Scott Matzka is a retired professional hockey player.
Over the course of his 12-year career, Matzka scored 205 goals, assisted on 330 others, and racked up 535 total points.
Scott Matzka is a family man.
With his wife, Catie, and their son and daughter, Matza lives in Kalamazoo, Michigan. Together, the four enjoy trips to the park and visits from the children’s grandparents.
Scott Matzka in an amyotrophic lateral sclerosis (ALS) patient.
In the Fall of 2013, Matzka began experiencing symptoms, like stiffness in his fingers when he was painting his garage, or cramping in his forearm when he reached for coins in the center console of his car. In 2014, when he was 35 years old, his ALS diagnosis was confirmed.
For ALS patients, nerve cells in the brain and spinal cord gradually deteriorate over time until all muscle control is lost. The disease is a fatal one, the cause is unknown, and at present, there is no cure.
Soon, Matzka will be the star of a documentary. Kalamazoo-based production firm Rhino Media is in the midst of producing a documentary film about the former hockey player, based on his own work to spread awareness for the disease through his Take a Turn campaign.
The documentary, titled "My Turn: One Man's Journey with ALS," is serves a couple of different purposes for Matzka. While he and Rhino both want to spread awareness about a demoralizing, terminal illness that many people are facing, Matzka also hopes to leave his children memories of their father. He wants to show them who he was, long after he's gone.

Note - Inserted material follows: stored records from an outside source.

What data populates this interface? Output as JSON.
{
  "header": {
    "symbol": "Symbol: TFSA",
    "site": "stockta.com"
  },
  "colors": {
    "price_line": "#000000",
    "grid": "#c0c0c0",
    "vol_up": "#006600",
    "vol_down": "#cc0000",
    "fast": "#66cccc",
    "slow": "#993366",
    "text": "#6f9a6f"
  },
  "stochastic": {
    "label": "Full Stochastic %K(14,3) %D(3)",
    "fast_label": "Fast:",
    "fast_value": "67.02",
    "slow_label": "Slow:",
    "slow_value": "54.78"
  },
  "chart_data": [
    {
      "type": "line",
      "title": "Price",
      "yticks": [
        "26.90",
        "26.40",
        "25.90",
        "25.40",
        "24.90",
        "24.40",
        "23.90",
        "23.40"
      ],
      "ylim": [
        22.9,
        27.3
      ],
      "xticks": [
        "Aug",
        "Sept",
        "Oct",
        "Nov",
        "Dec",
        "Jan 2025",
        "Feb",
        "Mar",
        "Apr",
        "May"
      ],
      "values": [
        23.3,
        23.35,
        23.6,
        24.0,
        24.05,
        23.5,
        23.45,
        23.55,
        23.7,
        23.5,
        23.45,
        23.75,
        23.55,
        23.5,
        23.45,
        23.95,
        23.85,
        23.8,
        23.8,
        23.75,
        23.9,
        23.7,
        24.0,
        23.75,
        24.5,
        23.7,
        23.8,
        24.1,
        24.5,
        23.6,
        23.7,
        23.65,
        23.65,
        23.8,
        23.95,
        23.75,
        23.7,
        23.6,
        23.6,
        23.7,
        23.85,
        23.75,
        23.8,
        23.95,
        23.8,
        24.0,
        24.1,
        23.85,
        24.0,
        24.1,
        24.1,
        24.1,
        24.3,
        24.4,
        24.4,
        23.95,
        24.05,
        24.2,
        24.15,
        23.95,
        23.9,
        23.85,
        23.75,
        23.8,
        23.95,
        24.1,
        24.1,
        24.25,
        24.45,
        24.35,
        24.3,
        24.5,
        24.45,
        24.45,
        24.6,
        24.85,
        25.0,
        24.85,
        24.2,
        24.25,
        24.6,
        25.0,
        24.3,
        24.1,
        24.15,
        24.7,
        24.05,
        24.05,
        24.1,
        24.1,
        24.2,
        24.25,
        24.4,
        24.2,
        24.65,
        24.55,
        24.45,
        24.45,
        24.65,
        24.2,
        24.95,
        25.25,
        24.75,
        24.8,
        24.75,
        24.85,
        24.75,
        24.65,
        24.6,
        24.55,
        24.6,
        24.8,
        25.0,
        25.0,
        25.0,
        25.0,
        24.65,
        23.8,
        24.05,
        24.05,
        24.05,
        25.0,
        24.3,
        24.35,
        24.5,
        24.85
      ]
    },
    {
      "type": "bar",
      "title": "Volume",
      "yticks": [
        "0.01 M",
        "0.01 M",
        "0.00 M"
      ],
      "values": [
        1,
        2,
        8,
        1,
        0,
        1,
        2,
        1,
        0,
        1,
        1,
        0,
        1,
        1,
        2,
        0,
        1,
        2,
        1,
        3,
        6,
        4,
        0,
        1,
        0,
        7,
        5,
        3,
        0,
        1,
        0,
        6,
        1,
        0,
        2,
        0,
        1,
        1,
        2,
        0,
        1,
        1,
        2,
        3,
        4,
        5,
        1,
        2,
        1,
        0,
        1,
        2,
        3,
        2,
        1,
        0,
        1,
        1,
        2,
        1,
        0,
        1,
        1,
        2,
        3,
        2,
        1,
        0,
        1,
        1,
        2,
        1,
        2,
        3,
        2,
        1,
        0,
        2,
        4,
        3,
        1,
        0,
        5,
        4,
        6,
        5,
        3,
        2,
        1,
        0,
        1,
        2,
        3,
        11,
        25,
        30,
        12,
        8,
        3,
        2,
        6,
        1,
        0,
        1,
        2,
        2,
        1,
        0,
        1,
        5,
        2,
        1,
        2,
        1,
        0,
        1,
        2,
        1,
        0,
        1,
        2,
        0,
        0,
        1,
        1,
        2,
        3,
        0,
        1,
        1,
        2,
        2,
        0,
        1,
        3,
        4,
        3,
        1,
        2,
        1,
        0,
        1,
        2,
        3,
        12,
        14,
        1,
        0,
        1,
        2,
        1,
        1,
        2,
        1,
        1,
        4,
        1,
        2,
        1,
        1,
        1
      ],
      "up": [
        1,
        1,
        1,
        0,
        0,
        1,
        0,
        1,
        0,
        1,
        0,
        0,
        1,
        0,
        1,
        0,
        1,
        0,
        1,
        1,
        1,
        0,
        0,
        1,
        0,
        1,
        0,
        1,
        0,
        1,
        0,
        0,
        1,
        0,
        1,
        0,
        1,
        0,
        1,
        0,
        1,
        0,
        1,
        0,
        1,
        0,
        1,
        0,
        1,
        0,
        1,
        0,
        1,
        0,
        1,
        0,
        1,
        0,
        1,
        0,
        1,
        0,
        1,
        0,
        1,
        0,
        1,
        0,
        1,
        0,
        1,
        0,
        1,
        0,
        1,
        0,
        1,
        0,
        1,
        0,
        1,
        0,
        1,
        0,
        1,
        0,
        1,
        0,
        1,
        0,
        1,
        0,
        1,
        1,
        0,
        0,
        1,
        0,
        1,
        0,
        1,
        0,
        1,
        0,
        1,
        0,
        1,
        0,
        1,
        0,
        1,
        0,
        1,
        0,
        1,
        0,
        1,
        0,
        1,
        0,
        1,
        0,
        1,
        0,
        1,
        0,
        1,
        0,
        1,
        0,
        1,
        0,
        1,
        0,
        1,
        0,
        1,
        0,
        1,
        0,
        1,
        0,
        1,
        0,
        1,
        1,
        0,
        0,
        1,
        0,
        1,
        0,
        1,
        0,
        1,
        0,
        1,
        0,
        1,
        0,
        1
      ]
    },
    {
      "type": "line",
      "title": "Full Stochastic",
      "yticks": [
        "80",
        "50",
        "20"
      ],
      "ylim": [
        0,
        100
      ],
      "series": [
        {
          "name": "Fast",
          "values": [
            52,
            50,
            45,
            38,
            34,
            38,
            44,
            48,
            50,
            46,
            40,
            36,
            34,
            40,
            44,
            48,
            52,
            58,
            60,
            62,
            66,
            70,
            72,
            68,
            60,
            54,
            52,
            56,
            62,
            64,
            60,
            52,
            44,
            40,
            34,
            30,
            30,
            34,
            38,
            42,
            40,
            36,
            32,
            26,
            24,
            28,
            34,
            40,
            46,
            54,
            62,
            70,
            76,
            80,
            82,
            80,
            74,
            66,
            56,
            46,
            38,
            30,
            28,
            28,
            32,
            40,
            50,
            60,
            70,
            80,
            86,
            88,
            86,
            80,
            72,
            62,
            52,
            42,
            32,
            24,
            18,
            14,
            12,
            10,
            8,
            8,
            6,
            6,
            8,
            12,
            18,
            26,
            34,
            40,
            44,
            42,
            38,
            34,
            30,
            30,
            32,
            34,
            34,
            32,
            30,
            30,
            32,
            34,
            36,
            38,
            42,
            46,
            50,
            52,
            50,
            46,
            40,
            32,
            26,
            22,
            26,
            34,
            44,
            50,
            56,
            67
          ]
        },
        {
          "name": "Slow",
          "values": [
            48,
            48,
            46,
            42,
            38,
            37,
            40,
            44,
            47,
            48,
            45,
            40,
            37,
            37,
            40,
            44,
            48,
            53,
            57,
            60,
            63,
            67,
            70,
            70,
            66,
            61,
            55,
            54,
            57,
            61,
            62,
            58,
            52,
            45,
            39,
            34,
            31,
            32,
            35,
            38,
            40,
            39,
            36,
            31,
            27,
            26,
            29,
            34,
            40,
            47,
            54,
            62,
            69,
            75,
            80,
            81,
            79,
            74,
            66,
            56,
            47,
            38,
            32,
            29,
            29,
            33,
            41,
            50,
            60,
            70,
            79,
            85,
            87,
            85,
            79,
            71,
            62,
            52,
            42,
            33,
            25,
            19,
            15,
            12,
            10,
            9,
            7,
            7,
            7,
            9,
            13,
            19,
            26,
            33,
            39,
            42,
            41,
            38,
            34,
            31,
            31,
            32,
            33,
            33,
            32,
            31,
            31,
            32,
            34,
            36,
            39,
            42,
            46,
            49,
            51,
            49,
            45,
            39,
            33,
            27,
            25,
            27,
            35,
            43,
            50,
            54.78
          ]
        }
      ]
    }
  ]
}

“Nothing compares to the difficulty of looking at my kids and knowing they’re going to probably only remember me as a sick man,” Matzka wrote in former New York Yankee Derek Jeter’s online publication The Players’ Tribune
last October. “They are four and seven years old now. They don’t know what ALS is. All they know is that daddy can’t run or skate with them.
There is a Kickstarter
attempting to raise enough $25,000 in production funds, which ends on Saturday, to finish the documentary. As of this writing, the project needs less than $500.
The common goal of Rhino and Matzka is to have filming completed by the end of 2017, and for the documentary to be completed and released by the summer of 2018.
"It's my turn," says Matzka. "My turn to speak up. My turn to speak out and stand out - to do as much as I can to help my family and to help build awareness and understanding of ALS.”
My Turn | Kickstarter Trailer from Rhino on Vimeo.
In 2016, Rare Disease Report published a story about the documentary of another ALS athlete; former New Orleans Saint, Steve Gleason. In July 2015, former President Barack Obama signed into law the Steve Gleason Act of 2015, which allowed for individuals with severe neuromuscular disorders, like ALS, to have access to new technology, such as eye tracking accessories and speech generating devices through Medicare.